The presentations only served to advance the discussion; CAPE officials said they expect next summer's professional symposium to tackle the same issue, and a "Living the Army Ethic" program, announced as the symposium wound down, will be in place through the end of fiscal 2015.

Symposium setup

CAPE published a 14-page white paper that included a single-page working definition of the ethic — one leaders were tasked with improving during breakout sessions.

Those sessions, and others, led participants all over the decision-making and leadership map. Some of the key topics:

Get the words right. As one participant put it, "It's hard to write doctrine on how you make judgments." The back-and-forth over pseudo-simple concepts of loyalty and duty, or over a "trusted" professional instead of a "trustworthy" one, showed a level of detail designed to provide a long-lasting document.

One debate that appears settled: Expect the phrase "Trusted professional" to stick.

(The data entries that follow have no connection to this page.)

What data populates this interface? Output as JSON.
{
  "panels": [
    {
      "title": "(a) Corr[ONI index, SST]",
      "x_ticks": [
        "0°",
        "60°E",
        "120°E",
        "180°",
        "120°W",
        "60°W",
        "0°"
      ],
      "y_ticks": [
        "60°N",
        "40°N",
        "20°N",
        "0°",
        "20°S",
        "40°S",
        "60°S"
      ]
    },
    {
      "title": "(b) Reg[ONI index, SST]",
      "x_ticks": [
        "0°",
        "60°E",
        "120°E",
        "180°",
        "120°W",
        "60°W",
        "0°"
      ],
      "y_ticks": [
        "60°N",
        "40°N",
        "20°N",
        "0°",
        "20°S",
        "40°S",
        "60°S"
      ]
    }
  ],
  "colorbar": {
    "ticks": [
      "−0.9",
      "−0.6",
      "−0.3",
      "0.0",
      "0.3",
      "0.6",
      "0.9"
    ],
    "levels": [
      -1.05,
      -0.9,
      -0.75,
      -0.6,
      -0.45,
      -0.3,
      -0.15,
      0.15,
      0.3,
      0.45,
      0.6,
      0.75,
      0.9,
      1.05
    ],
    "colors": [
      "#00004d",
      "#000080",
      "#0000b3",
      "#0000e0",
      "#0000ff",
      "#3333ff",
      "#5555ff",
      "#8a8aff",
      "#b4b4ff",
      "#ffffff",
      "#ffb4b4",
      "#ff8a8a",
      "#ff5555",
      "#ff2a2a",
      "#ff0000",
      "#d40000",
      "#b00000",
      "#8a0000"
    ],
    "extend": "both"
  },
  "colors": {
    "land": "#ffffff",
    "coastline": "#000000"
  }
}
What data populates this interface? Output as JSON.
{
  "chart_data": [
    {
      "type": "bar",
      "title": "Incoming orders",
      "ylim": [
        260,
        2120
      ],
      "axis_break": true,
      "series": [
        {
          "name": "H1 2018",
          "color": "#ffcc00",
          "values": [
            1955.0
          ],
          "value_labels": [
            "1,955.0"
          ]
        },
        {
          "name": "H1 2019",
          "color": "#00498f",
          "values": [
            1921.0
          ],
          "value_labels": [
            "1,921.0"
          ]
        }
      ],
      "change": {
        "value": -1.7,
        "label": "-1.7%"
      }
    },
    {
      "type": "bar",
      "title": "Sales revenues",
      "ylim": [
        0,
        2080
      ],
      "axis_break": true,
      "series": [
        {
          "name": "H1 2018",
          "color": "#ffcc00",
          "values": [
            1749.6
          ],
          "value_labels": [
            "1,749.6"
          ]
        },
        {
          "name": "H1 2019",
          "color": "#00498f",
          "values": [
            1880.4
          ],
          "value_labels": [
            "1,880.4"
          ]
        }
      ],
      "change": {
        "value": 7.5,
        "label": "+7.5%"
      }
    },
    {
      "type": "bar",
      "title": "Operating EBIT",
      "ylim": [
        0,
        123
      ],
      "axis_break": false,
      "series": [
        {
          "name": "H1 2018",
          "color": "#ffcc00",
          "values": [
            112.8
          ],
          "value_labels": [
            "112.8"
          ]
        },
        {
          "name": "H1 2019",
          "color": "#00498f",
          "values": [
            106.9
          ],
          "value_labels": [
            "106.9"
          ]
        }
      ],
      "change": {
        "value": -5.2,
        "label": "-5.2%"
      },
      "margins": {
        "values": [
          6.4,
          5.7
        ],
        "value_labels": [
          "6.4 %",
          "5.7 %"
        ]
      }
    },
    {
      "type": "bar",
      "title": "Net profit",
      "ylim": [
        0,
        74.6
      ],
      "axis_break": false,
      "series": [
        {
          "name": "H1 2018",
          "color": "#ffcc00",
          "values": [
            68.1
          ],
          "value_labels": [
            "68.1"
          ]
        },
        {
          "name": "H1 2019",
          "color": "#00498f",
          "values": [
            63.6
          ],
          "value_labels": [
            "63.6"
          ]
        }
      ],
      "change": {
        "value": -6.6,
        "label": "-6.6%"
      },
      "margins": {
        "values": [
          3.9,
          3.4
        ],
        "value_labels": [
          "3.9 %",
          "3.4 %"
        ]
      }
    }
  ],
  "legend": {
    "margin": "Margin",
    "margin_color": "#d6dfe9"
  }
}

"I think now we're going to use this to begin to start thinking about how we brand ourselves in the future, focused around 'trusted professional' and what that means," Odierno said. "I've already had an initial discussion with the secretary of the Army, and we are going to try to take this forward and see where we go."

For example, this year's AUSA Annual Meeting and Exposition will be entitled "Trusted Professional: Today and Tomorrow," Odierno said. He didn't specify what the new branding would mean for the existing "Army Strong" campaign.

Impart the message. Deployed correctly, a well-defined ethic creates "a set of principles, and the purpose of the principles is to inspire us to honorable service," said Lt. Gen. Robert Caslen, superintendent of the U.S. Military Academy. Without that message reaching its audience, Caslen said, soldiers are simply bound to "rules and regulations that we'll follow — and we'll only do it because we have to, because of the consequences."

Much of the symposium focused on taking the ethic beyond PowerPoints and into interactive, nontraditional education efforts, aiming to instill a set of values instead of checking a box on a training sheet.

"What does it take to inspire someone to internalize this ethic?" asked one participant. There wasn't a clear answer.

Keep up with technology. Social media and instant communication create multiple opportunities to poke holes in the ethic's construct. Caslen discussed the most obvious, stemming from a dinner he hosted for some cadets last year.

"A cadet asked me, 'Sir, what do you think, is it all right if I have a private life that is different from my public life?' " he said. "And this is what the social media place is, so they can act and behave with a different set of values. ... This is just what the generation is thinking."

While multiple leaders expressed the need to be a "trusted professional 24/7," some pointed to problems with ever-present connectivity: Leaders are prone to micromanagement, or can isolate themselves behind a keyboard, avoiding the face-to-face communication that's key to passing along core values.

"Our job is about personal interaction," Odierno said. "It's important that we understand and utilize the improvements that are being made in communications capability, but also recognize, ultimately, the work we do is about the human dimension."

Or, as one attendee put it, "The little emoticon is not an emotion. It's an icon."

Find the 'why.' The Army's top enlisted soldier summarized a running theme that many presenters touched upon: The need to explain the driving force behind the Army's many codes, creeds, oaths and other statements of proper behavior.

"The ethic ... is the answer to the 'why,' " Sergeant Major of the Army Raymond Chandler said. "You know, why is it important that we never leave a fallen comrade behind? Because we've got something that says we'll serve honorably. And you're not going to leave someone behind."